Marketing and after-sales. The graph shows that marketing and overheads are another significant driver of the cost difference between ‘quality’ and ‘non-quality’ products. The GOGLA report highlights a number of reasons for this, including higher product sales (for ‘non-quality’ products), developing a ‘last-mile’ distribution network, and legacy costs associated with Western HQs. This points towards opportunities for solar companies to reduce their costs and become more competitive. The observation of higher volumes of sales of ‘non-quality’ products again raises the question as to whether quality standards are appropriate to the context – maybe high sales volumes indicate that consumers are happy with some of these products?
However, there are some genuine costs to delivering energy services, especially to hard-to-reach communities.

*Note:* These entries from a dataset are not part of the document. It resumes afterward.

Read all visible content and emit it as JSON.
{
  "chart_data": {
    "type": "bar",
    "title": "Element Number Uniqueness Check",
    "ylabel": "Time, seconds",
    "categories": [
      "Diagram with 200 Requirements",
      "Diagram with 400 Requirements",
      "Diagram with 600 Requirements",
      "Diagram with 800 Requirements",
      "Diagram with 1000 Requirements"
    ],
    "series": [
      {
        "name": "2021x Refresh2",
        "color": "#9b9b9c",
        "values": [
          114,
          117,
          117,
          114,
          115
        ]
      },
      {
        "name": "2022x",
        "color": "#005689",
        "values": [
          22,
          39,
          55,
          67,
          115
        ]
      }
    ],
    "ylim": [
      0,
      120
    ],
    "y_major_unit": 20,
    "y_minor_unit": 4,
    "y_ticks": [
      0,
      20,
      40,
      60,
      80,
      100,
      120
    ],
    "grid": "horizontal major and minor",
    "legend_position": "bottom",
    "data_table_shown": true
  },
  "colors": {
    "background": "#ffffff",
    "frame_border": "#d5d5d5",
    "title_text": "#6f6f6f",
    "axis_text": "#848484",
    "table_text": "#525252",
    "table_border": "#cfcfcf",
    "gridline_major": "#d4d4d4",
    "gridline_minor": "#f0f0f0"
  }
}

If these costs are as high as suggested by the GOGLA analysis, it might not make sense for multiple companies to develop this infrastructure – which would push up costs for end-consumers. In other utility sectors (including on-grid electricity) these issues are normally tackled through creating a monopoly for the distribution infrastructure and regulating the returns from that monopoly accordingly. The off-grid solar sector is obviously different in many ways from these heavily regulated sectors, but could some of these lessons be transferable?
The GOGLA report is a recommended read. Its main pitch is aimed at policy-makers, but the analysis presented raises some challenging questions for the industry itself, and points towards some of the structural challenges that may need to be tackled through regulation and/or market design for the industry to truly scale so that we can reach SDG 7.